De vicegouverneur was woedend en in blinde razernij weigerde hij zijn plaats in te nemen in het Hooggerechtshof dat in Charlestown zitting had.
Hij had al vanaf het begin veel haast gemaakt bij de behandeling van deze zaken en had zonder mijn medeweten of toestemming een bevel uitgevaardigd waarmee hij de bezittingen van de terdoodgebrachten in beslag kon nemen.
De beëindiging van de eerste methode loste de donkere wolken op die boven deze provincie hingen en dreigden haar te vernietigen.
Deze kwaadaardigheid, veroorzaakt door de duivel, beïnvloedde het leven en de goederen van een groot aantal onderdanen van Zijne Majesteit en ruïneerde de goede naam van enige vooraanstaande personen alhier, en onderbrak het dagelijks werk van Zijne Majesteit.

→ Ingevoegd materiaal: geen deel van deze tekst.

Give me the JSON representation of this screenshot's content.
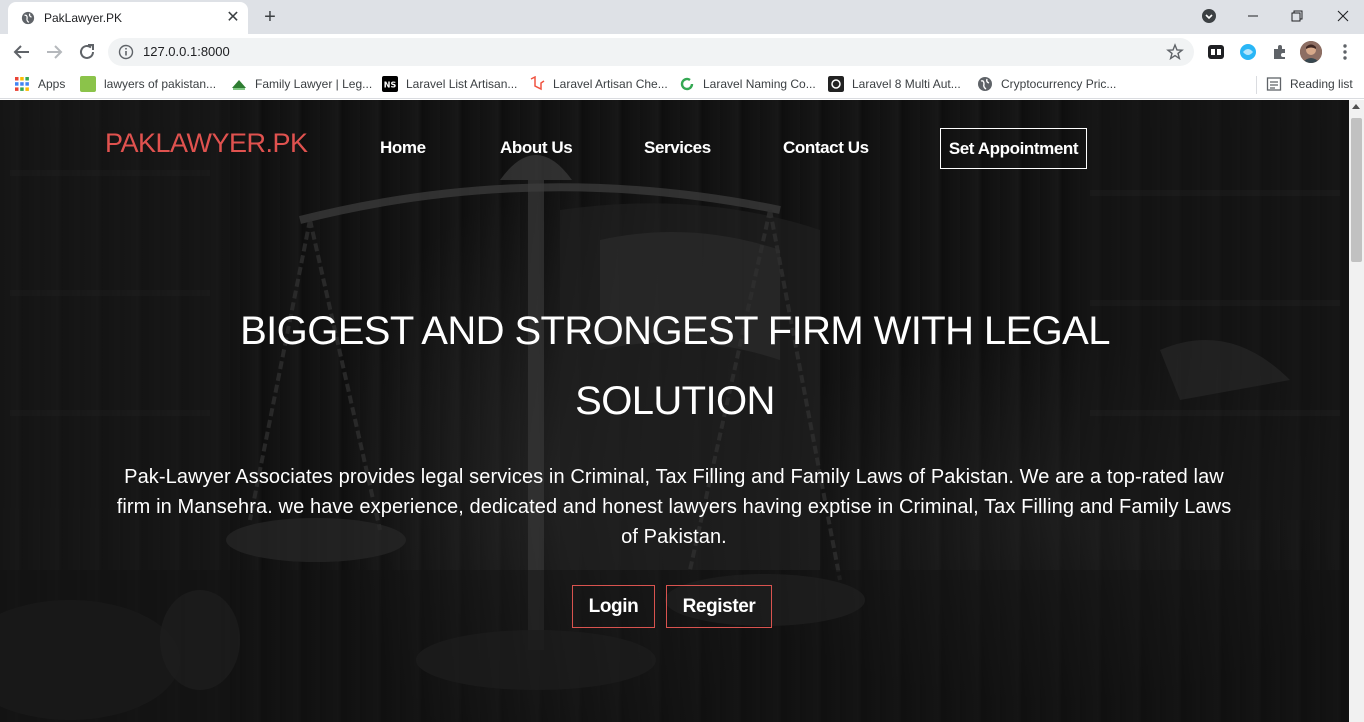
{
  "browser": {
    "tab_title": "PakLawyer.PK",
    "tab_close": "✕",
    "new_tab": "+",
    "url": "127.0.0.1:8000",
    "bookmarks": [
      {
        "label": "Apps",
        "icon": "apps-grid-icon",
        "color": "#4285f4"
      },
      {
        "label": "lawyers of pakistan...",
        "icon": "ask-icon",
        "color": "#8bc34a"
      },
      {
        "label": "Family Lawyer | Leg...",
        "icon": "family-lawyer-icon",
        "color": "#2e7d32"
      },
      {
        "label": "Laravel List Artisan...",
        "icon": "ns-icon",
        "color": "#000000"
      },
      {
        "label": "Laravel Artisan Che...",
        "icon": "laravel-icon",
        "color": "#f05340"
      },
      {
        "label": "Laravel Naming Co...",
        "icon": "refresh-green-icon",
        "color": "#34a853"
      },
      {
        "label": "Laravel 8 Multi Aut...",
        "icon": "dark-square-icon",
        "color": "#222222"
      },
      {
        "label": "Cryptocurrency Pric...",
        "icon": "globe-icon",
        "color": "#5f6368"
      }
    ],
    "reading_list": "Reading list"
  },
  "site": {
    "brand": "PAKLAWYER.PK",
    "brand_color": "#e0524f",
    "nav": {
      "home": "Home",
      "about": "About Us",
      "services": "Services",
      "contact": "Contact Us",
      "appointment": "Set Appointment"
    },
    "hero": {
      "title_line1": "BIGGEST AND STRONGEST FIRM WITH LEGAL",
      "title_line2": "SOLUTION",
      "text": "Pak-Lawyer Associates provides legal services in Criminal, Tax Filling and Family Laws of Pakistan. We are a top-rated law firm in Mansehra. we have experience, dedicated and honest lawyers having exptise in Criminal, Tax Filling and Family Laws of Pakistan.",
      "login": "Login",
      "register": "Register"
    }
  }
}
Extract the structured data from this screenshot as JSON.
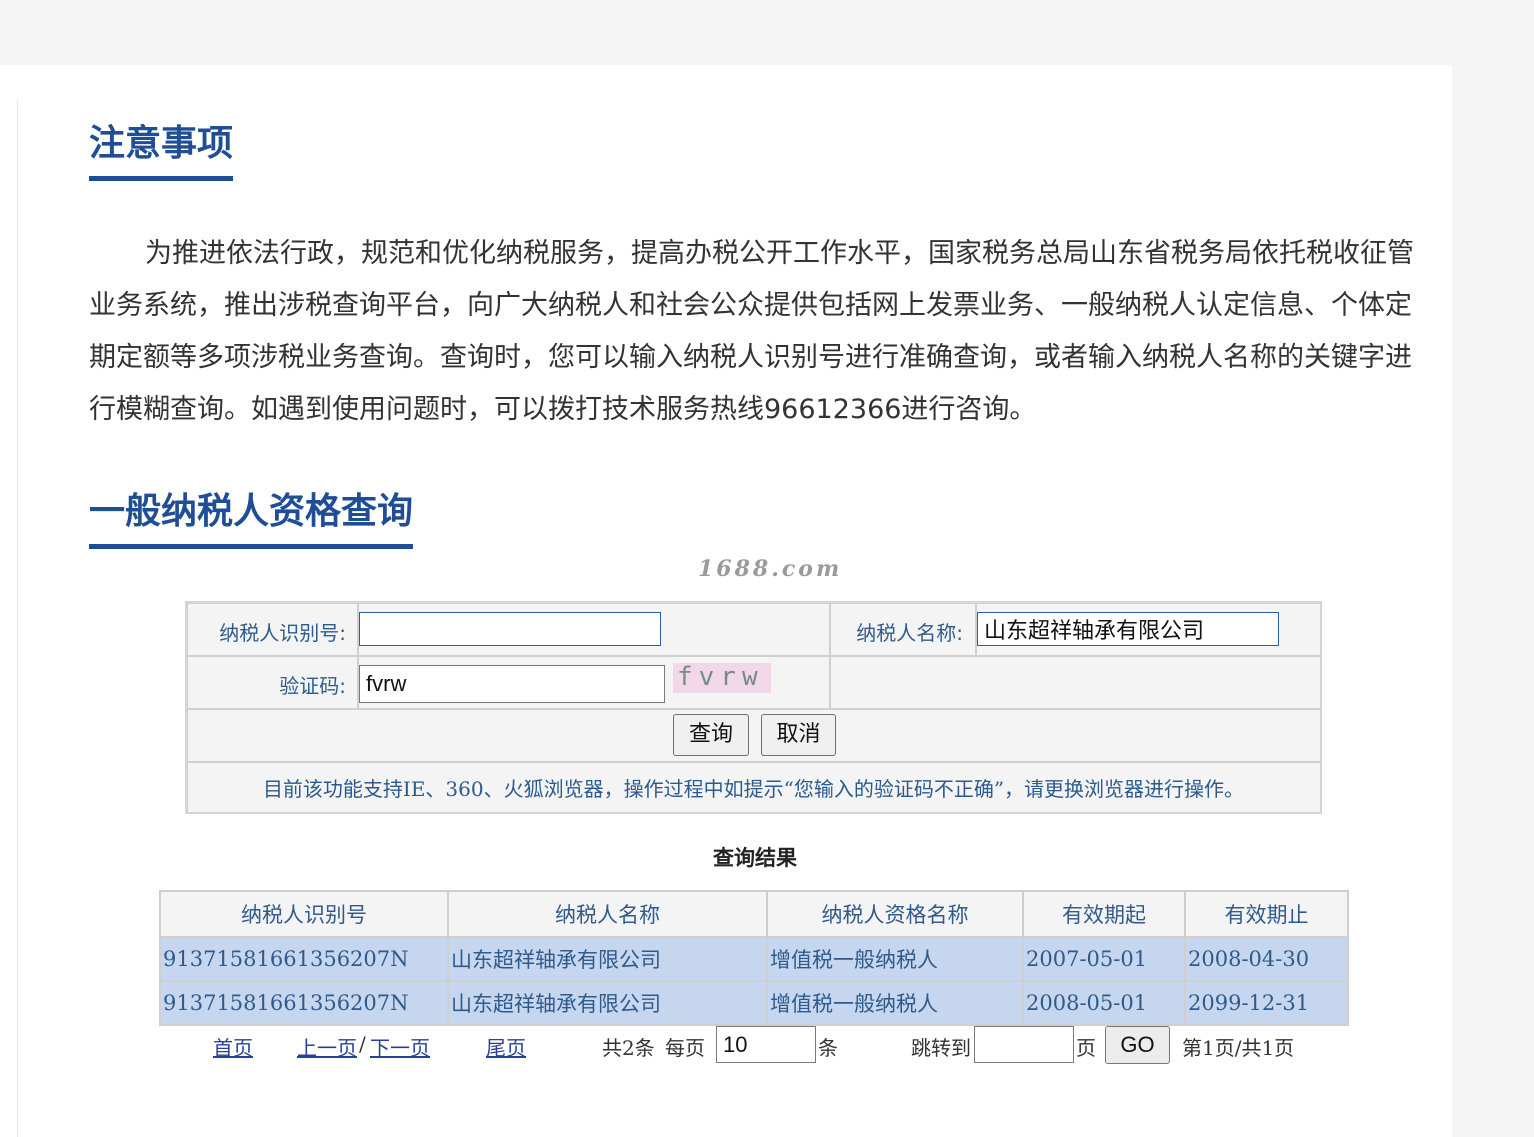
{
  "notice": {
    "title": "注意事项",
    "body": "为推进依法行政，规范和优化纳税服务，提高办税公开工作水平，国家税务总局山东省税务局依托税收征管业务系统，推出涉税查询平台，向广大纳税人和社会公众提供包括网上发票业务、一般纳税人认定信息、个体定期定额等多项涉税业务查询。查询时，您可以输入纳税人识别号进行准确查询，或者输入纳税人名称的关键字进行模糊查询。如遇到使用问题时，可以拨打技术服务热线96612366进行咨询。"
  },
  "query": {
    "title": "一般纳税人资格查询",
    "watermark": "1688.com",
    "taxpayer_id_label": "纳税人识别号:",
    "taxpayer_id_value": "",
    "taxpayer_name_label": "纳税人名称:",
    "taxpayer_name_value": "山东超祥轴承有限公司",
    "captcha_label": "验证码:",
    "captcha_value": "fvrw",
    "captcha_image_text": "fvrw",
    "query_button": "查询",
    "cancel_button": "取消",
    "hint": "目前该功能支持IE、360、火狐浏览器，操作过程中如提示“您输入的验证码不正确”，请更换浏览器进行操作。"
  },
  "results": {
    "title": "查询结果",
    "columns": [
      "纳税人识别号",
      "纳税人名称",
      "纳税人资格名称",
      "有效期起",
      "有效期止"
    ],
    "rows": [
      [
        "91371581661356207N",
        "山东超祥轴承有限公司",
        "增值税一般纳税人",
        "2007-05-01",
        "2008-04-30"
      ],
      [
        "91371581661356207N",
        "山东超祥轴承有限公司",
        "增值税一般纳税人",
        "2008-05-01",
        "2099-12-31"
      ]
    ]
  },
  "pager": {
    "first": "首页",
    "prev": "上一页",
    "separator": "/",
    "next": "下一页",
    "last": "尾页",
    "total": "共2条",
    "per_page_label": "每页",
    "per_page_value": "10",
    "per_page_unit": "条",
    "jump_label": "跳转到",
    "jump_value": "",
    "page_unit": "页",
    "go_button": "GO",
    "page_info": "第1页/共1页"
  },
  "colors": {
    "accent": "#1f4e96",
    "label_blue": "#2f5b8c",
    "row_bg": "#c7d6ef",
    "page_bg": "#f5f5f5"
  }
}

Dit alles is een zware last op mijn schouders geweest.
Ik ontvang geen klachten meer, en hoewel de bevolking verdeeld was geraakt vanwege deze zaak, is de harmonie nu hersteld.
De trouwe en nederige
dienaar van Uwe Excellentie
William Phips

William Phips
Leefde:
1651-1695.
Was:
Scheepsbouwer, schatzoeker en gouverneur van de Engelse kolonie Massachusetts in Noord-Amerika.
Huwelijkse staat:
Getrouwd met Mary Spencer Hull. Eén geadopteerde zoon.
Wapenfeiten:
Phips werd in de adelstand verheven door koning Jacobus II toen hij in 1687 grote rijkdommen borg uit het Spaanse zilvergaljoen Nuestra Señora de la Concepción. Hij is nu vooral bekend van de beruchte heksenprosessen van Salem.
Naschrift
Niemand werd wegens hekserij ter dood veroordeeld na de brief van William Phips, en drie maanden later waren de meeste verdachten vrijgelaten.
In totaal werden 200 mensen beticht van hekserij, van wie 20 werden geëxecuteerd. In 2001 kregen de veroordeelden eerherstel van de staat Massachusetts.
Salem staat nog altijd bekend als ‘heksenstad’.